Market Update: After a brief sell-off stocks have come right back to their 5 yr
highs. My indicators still point to some correction in the near future: insiders
are selling too much, advisors are way too bullish, and 5 years is a long time
for any market to be climbing. But all the chart gazers will tell you we are
onward and upward since most indices have gone to new highs. I’m happy to
have an excess of bonds and cash just in case the markets want to correct.

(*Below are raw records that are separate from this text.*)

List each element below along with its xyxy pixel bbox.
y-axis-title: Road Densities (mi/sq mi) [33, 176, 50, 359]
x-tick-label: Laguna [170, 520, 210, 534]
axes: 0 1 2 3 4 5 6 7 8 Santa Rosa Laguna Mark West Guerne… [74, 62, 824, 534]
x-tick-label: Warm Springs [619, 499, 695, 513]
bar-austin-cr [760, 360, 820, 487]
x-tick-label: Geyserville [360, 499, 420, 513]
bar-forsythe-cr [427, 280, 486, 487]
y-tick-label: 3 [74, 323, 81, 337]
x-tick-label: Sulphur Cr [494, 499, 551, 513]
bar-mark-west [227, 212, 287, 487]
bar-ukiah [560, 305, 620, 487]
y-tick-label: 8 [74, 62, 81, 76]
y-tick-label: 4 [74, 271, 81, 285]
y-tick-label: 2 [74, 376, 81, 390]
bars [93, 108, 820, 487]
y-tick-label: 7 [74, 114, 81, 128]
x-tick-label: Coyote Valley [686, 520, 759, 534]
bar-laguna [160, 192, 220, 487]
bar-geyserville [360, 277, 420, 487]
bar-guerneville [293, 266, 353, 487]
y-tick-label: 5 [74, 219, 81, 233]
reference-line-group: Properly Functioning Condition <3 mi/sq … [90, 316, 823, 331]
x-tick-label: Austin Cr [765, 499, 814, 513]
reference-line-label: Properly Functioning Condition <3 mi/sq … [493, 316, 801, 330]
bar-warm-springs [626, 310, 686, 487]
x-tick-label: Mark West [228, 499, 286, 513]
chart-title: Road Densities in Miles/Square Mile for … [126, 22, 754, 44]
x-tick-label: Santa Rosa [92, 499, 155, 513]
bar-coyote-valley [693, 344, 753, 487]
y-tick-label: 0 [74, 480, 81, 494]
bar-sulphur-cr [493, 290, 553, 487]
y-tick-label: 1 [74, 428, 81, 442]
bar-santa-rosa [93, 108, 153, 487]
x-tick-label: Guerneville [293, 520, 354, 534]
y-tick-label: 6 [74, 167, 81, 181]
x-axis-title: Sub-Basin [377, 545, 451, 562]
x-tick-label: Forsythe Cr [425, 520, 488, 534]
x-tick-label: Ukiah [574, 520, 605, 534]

Mutual Funds and Asset Allocation: The big winner this year, and for the
past several years, is Biotech stocks! They are up about 25% this year and are
proving to be the source of most new drugs coming to market. With this latest
plunge in gold prices, the biggest loser is gold mining stocks, down some 35%
for the year, and putting that group with no gains over the last five years--an
interesting outcome in a world full of Central Bank money printing. The short
answer is that we are facing tremendous DEFLATION from all our debts and
the money printing and zero interest rates cannot seem to help at all.
Bond funds have recovered a bit, showing gains of about 1.5% YTD, which
would annualize to a pleasant 4-5% return for the year.
As always, I thank you for your business and your support!!